Because the banks all agree to charge exactly the same fee schedules Visa and MasterCard have fixed on their behalf.

That, of course, kills competition, the central tenet of capitalism.

That's why the Durbin Amendment’s reform of the debit card fees banks like to complain about were written -- to incentivize price competition where it does not exist.

Those reforms limited the fees that can be centrally fixed so that banks would set their own prices. The fact the banks failed to do so is a failure of the Federal Reserve, which was charged with making rules under the new law, and which did not understand the pro-competitive reasons Congress passed it. If the Fed had limited the old centralized price-fixing more, as the law envisioned, then banks would have more incentive to reject price-fixing and compete fairly.

Here’s a little background: Debit cards were created to make things cheaper and easier for banks, after all. They created the cards so that they would need fewer tellers and fewer branches. And it was much cheaper for banks than handling checks (for which banks haven’t been allowed to charge the equivalent of swipe fees for nearly 100 years).  In fact, debit cards are such money-savers for banks that at first some banks paid merchants to accept debit cards.  And banks still pay ATM owners for doing the same thing merchants do – taking their customers’ debit cards.

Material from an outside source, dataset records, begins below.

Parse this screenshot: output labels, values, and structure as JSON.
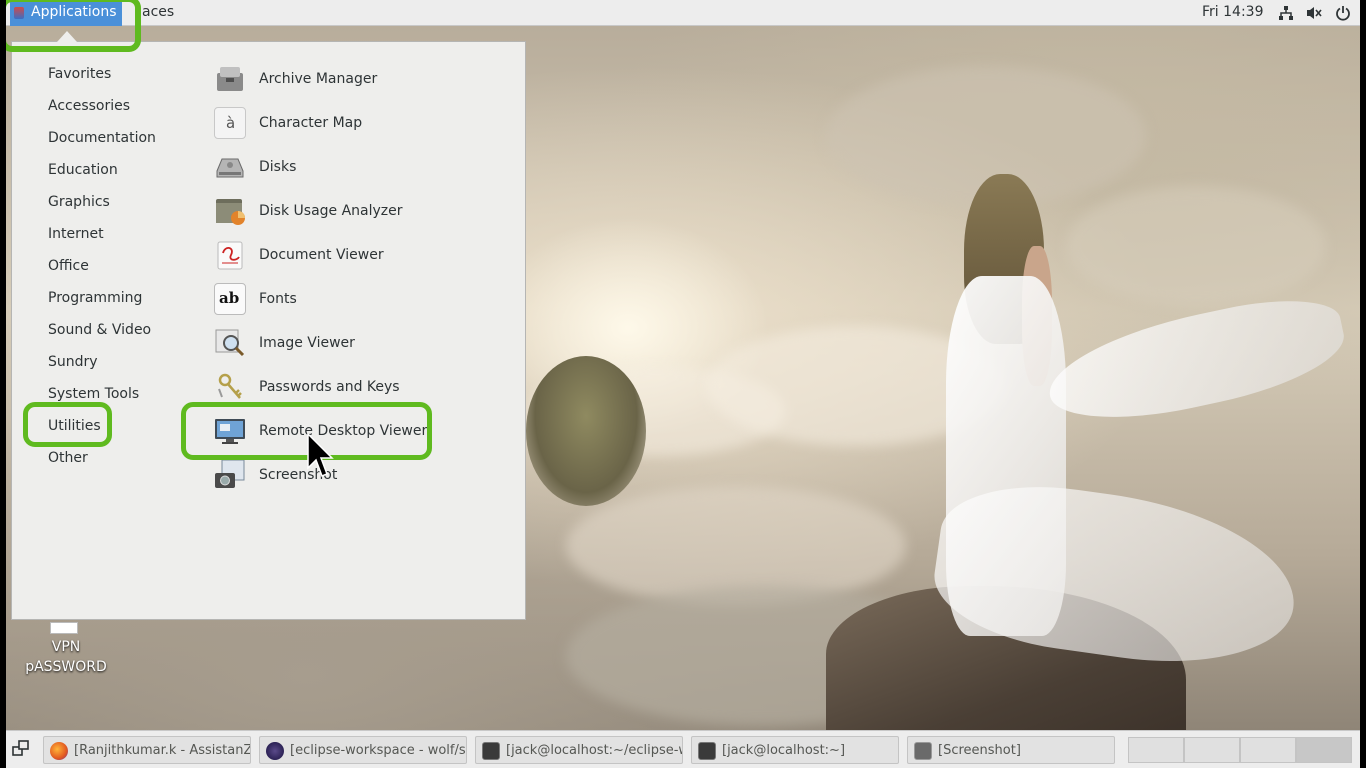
{
  "topbar": {
    "applications_label": "Applications",
    "places_label": "aces",
    "clock": "Fri 14:39",
    "network_icon": "network-icon",
    "volume_icon": "volume-muted-icon",
    "power_icon": "power-icon"
  },
  "menu": {
    "categories": [
      "Favorites",
      "Accessories",
      "Documentation",
      "Education",
      "Graphics",
      "Internet",
      "Office",
      "Programming",
      "Sound & Video",
      "Sundry",
      "System Tools",
      "Utilities",
      "Other"
    ],
    "selected_category": "Utilities",
    "apps": [
      {
        "label": "Archive Manager",
        "icon": "archive-manager-icon"
      },
      {
        "label": "Character Map",
        "icon": "character-map-icon"
      },
      {
        "label": "Disks",
        "icon": "disks-icon"
      },
      {
        "label": "Disk Usage Analyzer",
        "icon": "disk-usage-analyzer-icon"
      },
      {
        "label": "Document Viewer",
        "icon": "document-viewer-icon"
      },
      {
        "label": "Fonts",
        "icon": "fonts-icon"
      },
      {
        "label": "Image Viewer",
        "icon": "image-viewer-icon"
      },
      {
        "label": "Passwords and Keys",
        "icon": "passwords-keys-icon"
      },
      {
        "label": "Remote Desktop Viewer",
        "icon": "remote-desktop-icon"
      },
      {
        "label": "Screenshot",
        "icon": "screenshot-icon"
      }
    ],
    "character_map_glyph": "à",
    "fonts_glyph": "ab"
  },
  "desktop": {
    "file_label_line1": "VPN",
    "file_label_line2": "pASSWORD"
  },
  "taskbar": {
    "tasks": [
      {
        "label": "[Ranjithkumar.k - AssistanZ..."
      },
      {
        "label": "[eclipse-workspace - wolf/s..."
      },
      {
        "label": "[jack@localhost:~/eclipse-w..."
      },
      {
        "label": "[jack@localhost:~]"
      },
      {
        "label": "[Screenshot]"
      }
    ],
    "workspaces": 4,
    "active_workspace": 4
  },
  "colors": {
    "highlight": "#5fba1f",
    "applications_button": "#4a90d9",
    "panel": "#ededed",
    "menu_bg": "#eeeeec"
  }
}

Then Visa decided to start charging merchants for accepting debit cards. Through central price-fixing, Visa and MasterCard turned what had been merely a money-saver into a big money-maker for banks.

Now at least under the six-month old Durbin Amendment, there are some limits. But banks don’t like being nudged to compete and have decided to attack the businesses that do – merchants – by claiming retailers are hoarding their savings on debit cards and not passing them along to consumers.

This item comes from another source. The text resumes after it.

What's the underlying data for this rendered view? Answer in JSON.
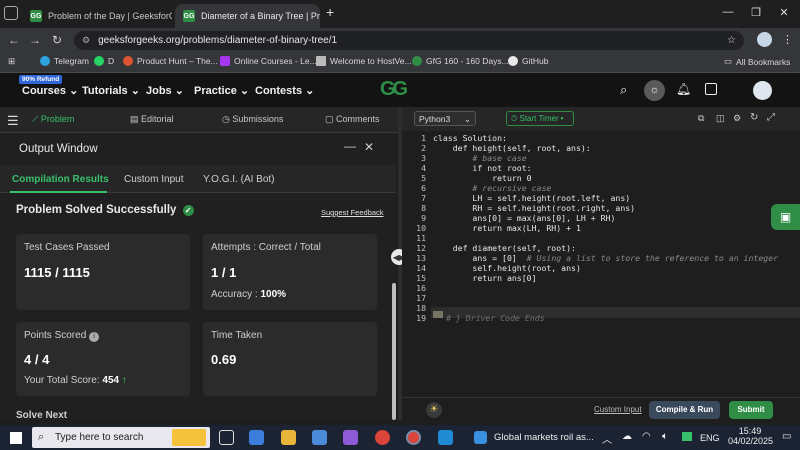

Retail is one of the most price-competitive parts of the U.S. economy.  And contrary to what the banks claim, merchants, as usual, are aggressively cutting prices. After all, they have to pass along savings to survive. Target, Kohl’s and JC Penny, for example, all cut prices during the holidays, according to The New York Times. Merchants were “aggressively discounting,” during that period according to Bloomberg. And Best Buy said its earnings fell late last year due to discounting.

The only reason the banks don’t understand that lower costs to retailers mean lower prices for consumers is that they’ve relied on price-fixing so long they’ve forgotten everything they learned in Economics 101.

The banks’ crocodile tears about coffee shops and other small businesses paying higher debit card fees for small purchases under the Durbin Amendment is laughable.  It merely proves that the Fed mishandled the law Congress gave it by letting banks raise the swipe fees on small purchases.

Other businesses compete and drive prices down – only Visa and MasterCard compete to drive prices up to keep their bank members happy. It’s the reason swipe fees only ever go up, year after year.

To see the anomalies of the swipe fee business clearly, all you have to do is look at the price of gas. The National Association of Convenience Stores put out a study recently that found the banks are making more money from selling gas than the gas stations themselves.

Convenience stores paid more than $11 billion in debit and credit card fees last year, a jump of almost 25 percent and an amount almost 90 percent greater than their profits. The study found cards can add as much as a dime to the cost of a gallon of gas, a significant amount for consumers in a weak economy.

Swipe fees are growing more than twice as fast as the price of gas. Between 2004 and 2011, gas prices rose 80 percent. Card fees rose 180 percent.  That’s not a sign of a functioning market with price competition, it’s a result of centrally fixed prices and a refusal to compete.

Merchants like a truly free market. Now, with debit-card reform, they’re a little closer.

The next step, of course, is to shed some light on credit cards, whose fees in the United States are still centrally fixed -- in secret -- and for that reason, are the highest in the industrialized world.

Douglas Kantor is general counsel for the Merchants Payments Coalition, a group formed by the largest retail trade associations to fight exorbitant “swipe” fees (aka fees that banks charge merchants for processing credit card transactions).